O primeiro-ministro, Passos Coelho, apontou hoje como prioridade este ano assegurar o acesso das empresas ao financiamento, defendendo "estratégias concertadas" entre o Estado, os privados e estes entre si.

"Muitas das empresas tiveram um processo de ajustamento ao longo deste tempo e tiveram dificuldade em vingar. Uma vez que essa grande fase de ajustamento foi feita, como se vê pelo nível de desemprego e pelo número de empresas que não resistiu, o que queremos é que, daqui para a frente, as empresas não tenham que fechar as portas simplesmente porque não têm acesso a financiamento", afirmou Passos Coelho na cerimónia de tomada de posse da nova direção da Associação das Empresas de Vinho do Porto (AEVP), em Gaia.

Admitindo que o problema de acesso a financiamento por parte das empresas portuguesas "é mais grave do que, em média, as empresas na Europa têm", Passos Coelho afirmou que "a maior parte dos empresários portugueses ou não têm capital suficiente ou não arriscam o suficiente do seu próprio capital".

Como consequência, "as suas empresas estão subcapitalizadas e dependem excessivamente do financiamento bancário", numa altura em que os "modelos mais defensivos" dos bancos dificultam o acesso ao financiamento.

"Este é um dos grandes problemas a que temos de dar resposta durante este ano. Já preparámos alguns instrumentos para ajudar a recapitalizar as empresas e há alguns fundos de natureza regional que têm essa vocação, mas é preciso trabalhar noutros instrumentos e rapidamente", sustentou Passos Coelho.

Como exemplos, o primeiro-ministro avançou a necessidade de permitir a "empresas que individualmente não têm possibilidade de aceder a mercados de capitais de poderem encontrar um mercado líquido para emissões obrigacionistas" e a importância de dinamizar o capital de risco.

"Temos de olhar para o capital de risco de outra maneira, quer da parte pública, quer da parte privada.

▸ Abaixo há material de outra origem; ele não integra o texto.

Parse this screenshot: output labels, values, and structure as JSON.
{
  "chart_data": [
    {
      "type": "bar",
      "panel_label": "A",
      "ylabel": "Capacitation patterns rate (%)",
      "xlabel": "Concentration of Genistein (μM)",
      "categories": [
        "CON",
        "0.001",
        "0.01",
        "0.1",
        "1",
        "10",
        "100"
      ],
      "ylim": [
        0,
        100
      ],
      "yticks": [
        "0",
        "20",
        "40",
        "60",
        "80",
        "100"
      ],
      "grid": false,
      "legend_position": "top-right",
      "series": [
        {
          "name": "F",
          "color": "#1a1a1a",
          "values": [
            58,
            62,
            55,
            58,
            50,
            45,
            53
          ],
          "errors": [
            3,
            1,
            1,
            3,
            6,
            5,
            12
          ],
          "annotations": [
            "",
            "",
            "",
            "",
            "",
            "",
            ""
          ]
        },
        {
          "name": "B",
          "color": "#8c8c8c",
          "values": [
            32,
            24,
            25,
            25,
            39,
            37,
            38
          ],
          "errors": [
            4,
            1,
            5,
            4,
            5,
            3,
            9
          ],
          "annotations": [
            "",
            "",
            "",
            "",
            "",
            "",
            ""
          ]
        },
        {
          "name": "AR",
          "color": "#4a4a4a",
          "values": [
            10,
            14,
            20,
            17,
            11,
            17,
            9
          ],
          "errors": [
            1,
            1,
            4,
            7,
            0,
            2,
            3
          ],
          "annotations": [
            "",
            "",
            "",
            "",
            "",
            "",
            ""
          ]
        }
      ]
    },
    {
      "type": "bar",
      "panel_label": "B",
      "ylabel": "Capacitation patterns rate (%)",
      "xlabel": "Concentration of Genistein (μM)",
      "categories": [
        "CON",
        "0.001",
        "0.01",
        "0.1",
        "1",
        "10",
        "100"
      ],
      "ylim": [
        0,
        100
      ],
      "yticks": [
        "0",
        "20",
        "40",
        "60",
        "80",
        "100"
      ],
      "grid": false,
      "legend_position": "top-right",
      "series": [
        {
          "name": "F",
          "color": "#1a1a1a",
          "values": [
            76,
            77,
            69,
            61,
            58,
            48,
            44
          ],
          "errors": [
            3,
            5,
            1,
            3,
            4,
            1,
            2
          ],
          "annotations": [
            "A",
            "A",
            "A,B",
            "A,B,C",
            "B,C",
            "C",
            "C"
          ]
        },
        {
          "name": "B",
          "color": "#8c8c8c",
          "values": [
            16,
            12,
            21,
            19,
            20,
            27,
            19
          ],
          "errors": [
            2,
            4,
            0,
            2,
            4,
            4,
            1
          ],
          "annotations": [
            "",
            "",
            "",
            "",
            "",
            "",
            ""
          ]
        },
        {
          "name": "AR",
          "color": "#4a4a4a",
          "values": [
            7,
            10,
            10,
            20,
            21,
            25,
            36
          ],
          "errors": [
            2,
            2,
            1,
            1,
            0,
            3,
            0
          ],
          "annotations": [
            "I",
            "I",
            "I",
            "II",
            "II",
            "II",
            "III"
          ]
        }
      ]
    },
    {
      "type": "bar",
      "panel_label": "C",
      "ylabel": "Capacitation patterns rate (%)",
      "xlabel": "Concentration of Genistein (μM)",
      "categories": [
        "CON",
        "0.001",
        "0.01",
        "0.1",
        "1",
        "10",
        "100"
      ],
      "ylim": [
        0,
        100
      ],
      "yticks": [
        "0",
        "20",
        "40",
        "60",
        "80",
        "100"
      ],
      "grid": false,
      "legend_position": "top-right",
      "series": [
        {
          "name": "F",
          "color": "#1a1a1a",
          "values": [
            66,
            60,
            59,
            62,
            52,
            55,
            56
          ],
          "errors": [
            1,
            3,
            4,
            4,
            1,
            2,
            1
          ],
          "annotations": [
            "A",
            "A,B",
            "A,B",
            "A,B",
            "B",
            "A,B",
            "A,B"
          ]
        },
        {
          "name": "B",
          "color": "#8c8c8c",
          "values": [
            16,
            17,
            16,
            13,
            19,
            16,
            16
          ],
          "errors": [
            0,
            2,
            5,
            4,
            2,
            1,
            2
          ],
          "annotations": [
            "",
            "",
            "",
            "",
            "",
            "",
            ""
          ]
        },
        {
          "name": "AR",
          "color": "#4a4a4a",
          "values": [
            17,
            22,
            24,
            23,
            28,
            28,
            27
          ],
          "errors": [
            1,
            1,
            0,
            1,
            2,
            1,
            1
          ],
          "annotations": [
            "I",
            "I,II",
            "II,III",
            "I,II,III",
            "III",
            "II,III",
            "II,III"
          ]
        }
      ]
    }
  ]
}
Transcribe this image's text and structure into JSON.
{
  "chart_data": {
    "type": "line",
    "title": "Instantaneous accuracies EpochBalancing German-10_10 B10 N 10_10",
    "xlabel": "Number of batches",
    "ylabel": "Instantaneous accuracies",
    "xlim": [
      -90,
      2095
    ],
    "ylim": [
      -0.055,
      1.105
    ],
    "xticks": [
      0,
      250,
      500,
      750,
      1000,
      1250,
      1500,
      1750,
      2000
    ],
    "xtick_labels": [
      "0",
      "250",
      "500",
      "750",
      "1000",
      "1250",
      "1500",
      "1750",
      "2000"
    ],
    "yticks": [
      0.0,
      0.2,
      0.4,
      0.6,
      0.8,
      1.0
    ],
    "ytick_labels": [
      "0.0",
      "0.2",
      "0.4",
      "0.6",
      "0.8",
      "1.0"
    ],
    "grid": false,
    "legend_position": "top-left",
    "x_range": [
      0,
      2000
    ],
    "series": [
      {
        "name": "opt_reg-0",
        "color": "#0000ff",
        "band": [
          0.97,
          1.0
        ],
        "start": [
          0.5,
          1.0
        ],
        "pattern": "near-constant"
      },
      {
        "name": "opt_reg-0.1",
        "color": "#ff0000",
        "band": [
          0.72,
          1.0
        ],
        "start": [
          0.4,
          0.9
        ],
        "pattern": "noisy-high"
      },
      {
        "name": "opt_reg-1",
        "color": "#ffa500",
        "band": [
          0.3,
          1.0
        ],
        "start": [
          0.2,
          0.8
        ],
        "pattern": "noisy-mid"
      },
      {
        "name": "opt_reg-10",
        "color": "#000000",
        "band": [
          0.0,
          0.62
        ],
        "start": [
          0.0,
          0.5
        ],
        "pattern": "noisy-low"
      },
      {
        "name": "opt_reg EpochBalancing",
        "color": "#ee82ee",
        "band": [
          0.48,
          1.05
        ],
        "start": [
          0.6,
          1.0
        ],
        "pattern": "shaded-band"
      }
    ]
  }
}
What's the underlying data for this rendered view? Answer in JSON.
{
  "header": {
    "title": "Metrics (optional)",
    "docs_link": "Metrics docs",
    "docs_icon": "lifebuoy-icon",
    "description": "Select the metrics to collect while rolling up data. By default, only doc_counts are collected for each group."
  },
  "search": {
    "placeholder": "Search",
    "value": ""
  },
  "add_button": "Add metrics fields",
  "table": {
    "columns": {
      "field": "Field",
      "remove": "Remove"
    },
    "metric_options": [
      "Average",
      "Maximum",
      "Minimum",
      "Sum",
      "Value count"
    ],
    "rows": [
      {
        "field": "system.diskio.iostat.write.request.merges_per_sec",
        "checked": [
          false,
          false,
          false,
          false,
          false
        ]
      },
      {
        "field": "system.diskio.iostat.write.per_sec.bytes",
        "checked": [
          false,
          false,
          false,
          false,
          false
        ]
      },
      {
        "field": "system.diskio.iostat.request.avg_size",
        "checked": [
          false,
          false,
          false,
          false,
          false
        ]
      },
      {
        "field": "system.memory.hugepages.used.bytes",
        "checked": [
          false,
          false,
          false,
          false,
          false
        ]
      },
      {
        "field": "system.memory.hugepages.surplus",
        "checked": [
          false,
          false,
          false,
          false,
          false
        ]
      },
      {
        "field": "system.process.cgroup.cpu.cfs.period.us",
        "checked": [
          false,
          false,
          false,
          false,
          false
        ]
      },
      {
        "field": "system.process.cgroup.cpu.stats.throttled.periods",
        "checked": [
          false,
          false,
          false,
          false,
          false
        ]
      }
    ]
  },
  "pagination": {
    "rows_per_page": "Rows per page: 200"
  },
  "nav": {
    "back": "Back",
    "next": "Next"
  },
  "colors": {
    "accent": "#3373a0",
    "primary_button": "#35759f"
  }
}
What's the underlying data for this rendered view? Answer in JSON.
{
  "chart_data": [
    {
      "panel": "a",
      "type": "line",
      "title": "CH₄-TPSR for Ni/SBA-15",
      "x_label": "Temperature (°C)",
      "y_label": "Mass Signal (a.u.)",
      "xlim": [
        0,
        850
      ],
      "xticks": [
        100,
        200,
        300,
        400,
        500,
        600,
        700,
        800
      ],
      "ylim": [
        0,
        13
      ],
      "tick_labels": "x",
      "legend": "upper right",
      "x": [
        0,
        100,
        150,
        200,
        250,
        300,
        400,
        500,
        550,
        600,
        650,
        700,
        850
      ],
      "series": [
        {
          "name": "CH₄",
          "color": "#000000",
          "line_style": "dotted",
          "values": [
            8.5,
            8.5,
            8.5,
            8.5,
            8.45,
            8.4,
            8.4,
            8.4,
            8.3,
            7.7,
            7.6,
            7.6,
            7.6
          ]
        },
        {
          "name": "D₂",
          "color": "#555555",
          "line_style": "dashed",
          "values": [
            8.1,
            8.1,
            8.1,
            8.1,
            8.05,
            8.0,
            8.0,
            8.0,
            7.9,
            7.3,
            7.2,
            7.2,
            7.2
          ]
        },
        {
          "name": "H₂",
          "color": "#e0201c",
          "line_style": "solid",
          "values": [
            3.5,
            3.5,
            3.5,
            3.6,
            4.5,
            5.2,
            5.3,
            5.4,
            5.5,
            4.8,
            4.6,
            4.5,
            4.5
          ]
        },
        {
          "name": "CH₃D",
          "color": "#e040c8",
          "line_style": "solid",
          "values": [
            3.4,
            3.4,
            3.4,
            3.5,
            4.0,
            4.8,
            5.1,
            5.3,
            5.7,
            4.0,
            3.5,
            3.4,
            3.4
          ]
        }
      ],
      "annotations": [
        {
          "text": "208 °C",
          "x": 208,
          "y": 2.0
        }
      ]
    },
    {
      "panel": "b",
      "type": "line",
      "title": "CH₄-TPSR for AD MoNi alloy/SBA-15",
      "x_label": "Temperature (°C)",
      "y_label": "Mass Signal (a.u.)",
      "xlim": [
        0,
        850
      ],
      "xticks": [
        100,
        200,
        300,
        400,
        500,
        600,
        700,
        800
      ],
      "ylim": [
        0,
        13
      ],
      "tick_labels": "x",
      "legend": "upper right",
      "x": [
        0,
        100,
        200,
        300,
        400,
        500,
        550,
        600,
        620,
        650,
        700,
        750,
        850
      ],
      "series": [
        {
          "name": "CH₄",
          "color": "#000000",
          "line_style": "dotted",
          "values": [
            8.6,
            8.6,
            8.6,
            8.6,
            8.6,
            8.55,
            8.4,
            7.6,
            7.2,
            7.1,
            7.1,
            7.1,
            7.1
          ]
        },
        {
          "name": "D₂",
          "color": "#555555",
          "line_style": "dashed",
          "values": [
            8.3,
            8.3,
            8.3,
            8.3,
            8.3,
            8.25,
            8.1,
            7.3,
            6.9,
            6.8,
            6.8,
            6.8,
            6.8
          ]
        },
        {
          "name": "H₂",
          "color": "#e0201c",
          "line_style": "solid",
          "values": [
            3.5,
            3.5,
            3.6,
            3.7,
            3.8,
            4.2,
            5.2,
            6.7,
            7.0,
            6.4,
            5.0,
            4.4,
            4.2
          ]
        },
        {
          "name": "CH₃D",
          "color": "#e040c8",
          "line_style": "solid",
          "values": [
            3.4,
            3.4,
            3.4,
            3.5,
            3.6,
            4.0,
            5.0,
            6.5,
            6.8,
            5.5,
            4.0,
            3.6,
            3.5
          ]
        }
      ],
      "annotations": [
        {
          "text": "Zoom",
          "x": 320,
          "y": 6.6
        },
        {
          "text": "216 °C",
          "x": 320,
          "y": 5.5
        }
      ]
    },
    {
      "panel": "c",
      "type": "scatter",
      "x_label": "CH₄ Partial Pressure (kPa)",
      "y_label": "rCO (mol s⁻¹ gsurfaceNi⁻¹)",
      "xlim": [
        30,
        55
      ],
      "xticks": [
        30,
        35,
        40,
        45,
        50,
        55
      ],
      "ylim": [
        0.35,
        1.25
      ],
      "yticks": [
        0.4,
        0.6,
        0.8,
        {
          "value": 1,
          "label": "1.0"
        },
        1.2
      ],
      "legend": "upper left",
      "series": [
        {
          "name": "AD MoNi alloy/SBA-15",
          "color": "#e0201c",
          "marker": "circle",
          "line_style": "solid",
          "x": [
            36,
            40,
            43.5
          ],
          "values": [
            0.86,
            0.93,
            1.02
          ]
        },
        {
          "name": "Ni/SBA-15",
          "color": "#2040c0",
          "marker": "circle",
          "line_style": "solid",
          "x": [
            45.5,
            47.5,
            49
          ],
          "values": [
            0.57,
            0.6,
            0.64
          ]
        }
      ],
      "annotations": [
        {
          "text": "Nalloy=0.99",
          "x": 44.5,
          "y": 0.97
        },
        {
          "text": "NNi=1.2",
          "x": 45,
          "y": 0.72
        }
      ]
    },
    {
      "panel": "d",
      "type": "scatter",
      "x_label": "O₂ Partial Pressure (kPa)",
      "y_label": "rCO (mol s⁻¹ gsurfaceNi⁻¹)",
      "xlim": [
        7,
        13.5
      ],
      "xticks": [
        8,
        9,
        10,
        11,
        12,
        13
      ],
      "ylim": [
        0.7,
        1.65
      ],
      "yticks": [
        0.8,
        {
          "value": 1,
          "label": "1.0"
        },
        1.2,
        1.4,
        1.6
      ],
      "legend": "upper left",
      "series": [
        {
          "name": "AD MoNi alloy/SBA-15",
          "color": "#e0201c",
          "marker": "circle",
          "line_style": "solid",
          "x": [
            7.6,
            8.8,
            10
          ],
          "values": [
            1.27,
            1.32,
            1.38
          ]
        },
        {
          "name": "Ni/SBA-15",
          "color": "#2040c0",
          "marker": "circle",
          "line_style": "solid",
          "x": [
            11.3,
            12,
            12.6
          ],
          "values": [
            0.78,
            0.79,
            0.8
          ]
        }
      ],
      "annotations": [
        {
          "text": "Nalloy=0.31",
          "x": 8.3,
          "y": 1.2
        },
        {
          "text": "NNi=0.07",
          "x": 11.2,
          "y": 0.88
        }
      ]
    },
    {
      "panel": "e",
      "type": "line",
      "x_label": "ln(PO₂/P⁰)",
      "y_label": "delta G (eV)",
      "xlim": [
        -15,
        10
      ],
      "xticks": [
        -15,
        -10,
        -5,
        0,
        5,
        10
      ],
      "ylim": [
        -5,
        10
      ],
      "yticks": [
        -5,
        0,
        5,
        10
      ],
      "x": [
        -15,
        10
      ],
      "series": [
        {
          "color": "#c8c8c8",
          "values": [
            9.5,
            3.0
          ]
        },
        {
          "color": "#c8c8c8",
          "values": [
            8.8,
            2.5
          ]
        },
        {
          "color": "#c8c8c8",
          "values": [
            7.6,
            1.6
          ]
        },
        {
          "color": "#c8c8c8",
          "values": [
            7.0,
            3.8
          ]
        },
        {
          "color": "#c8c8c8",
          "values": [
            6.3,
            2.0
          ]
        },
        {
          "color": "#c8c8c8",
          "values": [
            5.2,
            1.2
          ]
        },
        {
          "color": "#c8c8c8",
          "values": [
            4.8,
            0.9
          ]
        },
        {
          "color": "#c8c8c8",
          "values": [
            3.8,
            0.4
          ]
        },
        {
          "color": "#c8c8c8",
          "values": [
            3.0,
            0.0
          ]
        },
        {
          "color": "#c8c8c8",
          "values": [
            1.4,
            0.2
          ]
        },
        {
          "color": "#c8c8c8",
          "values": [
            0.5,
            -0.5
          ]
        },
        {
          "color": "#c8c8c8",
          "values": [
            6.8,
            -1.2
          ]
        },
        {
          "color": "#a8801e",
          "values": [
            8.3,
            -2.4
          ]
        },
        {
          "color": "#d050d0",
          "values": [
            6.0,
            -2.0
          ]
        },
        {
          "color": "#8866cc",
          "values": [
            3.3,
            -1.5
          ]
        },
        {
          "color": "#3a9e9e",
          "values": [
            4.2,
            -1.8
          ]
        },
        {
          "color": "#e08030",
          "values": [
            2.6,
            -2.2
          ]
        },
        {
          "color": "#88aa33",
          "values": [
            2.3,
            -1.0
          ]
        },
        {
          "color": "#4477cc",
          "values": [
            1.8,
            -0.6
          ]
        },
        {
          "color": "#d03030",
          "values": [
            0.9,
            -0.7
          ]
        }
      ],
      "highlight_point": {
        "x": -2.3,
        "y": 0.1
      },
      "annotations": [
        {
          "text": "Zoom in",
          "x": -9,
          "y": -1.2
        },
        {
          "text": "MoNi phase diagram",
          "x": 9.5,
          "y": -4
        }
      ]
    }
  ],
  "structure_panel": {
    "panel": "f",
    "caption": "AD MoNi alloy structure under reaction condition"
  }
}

Os empresários têm de abrir mão de uma parte da empresa e saber conviver ou com o capital de risco, ou outros investidores que queiram investir na sua empresa, e deixar para trás a velha mentalidade de 'ou é minha ou não é de ninguém", afirmou.

Considerando que os empresários portugueses "estão cada vez mais abertos a essas mudanças", o primeiro-ministro admitiu que, também da parte do Estado, é indispensável saber por no terreno os mecanismos novos criados para a recuperação das empresas.

Neste contexto, Passos Coelho defendeu um "compromisso daqueles que estão na esfera económica, política e empresarial de, olhando para a América Latina, a África, o Oriente e o mundo, ter estratégias concertadas envolvendo o Estado e os privados e envolvendo os próprios privados entre si".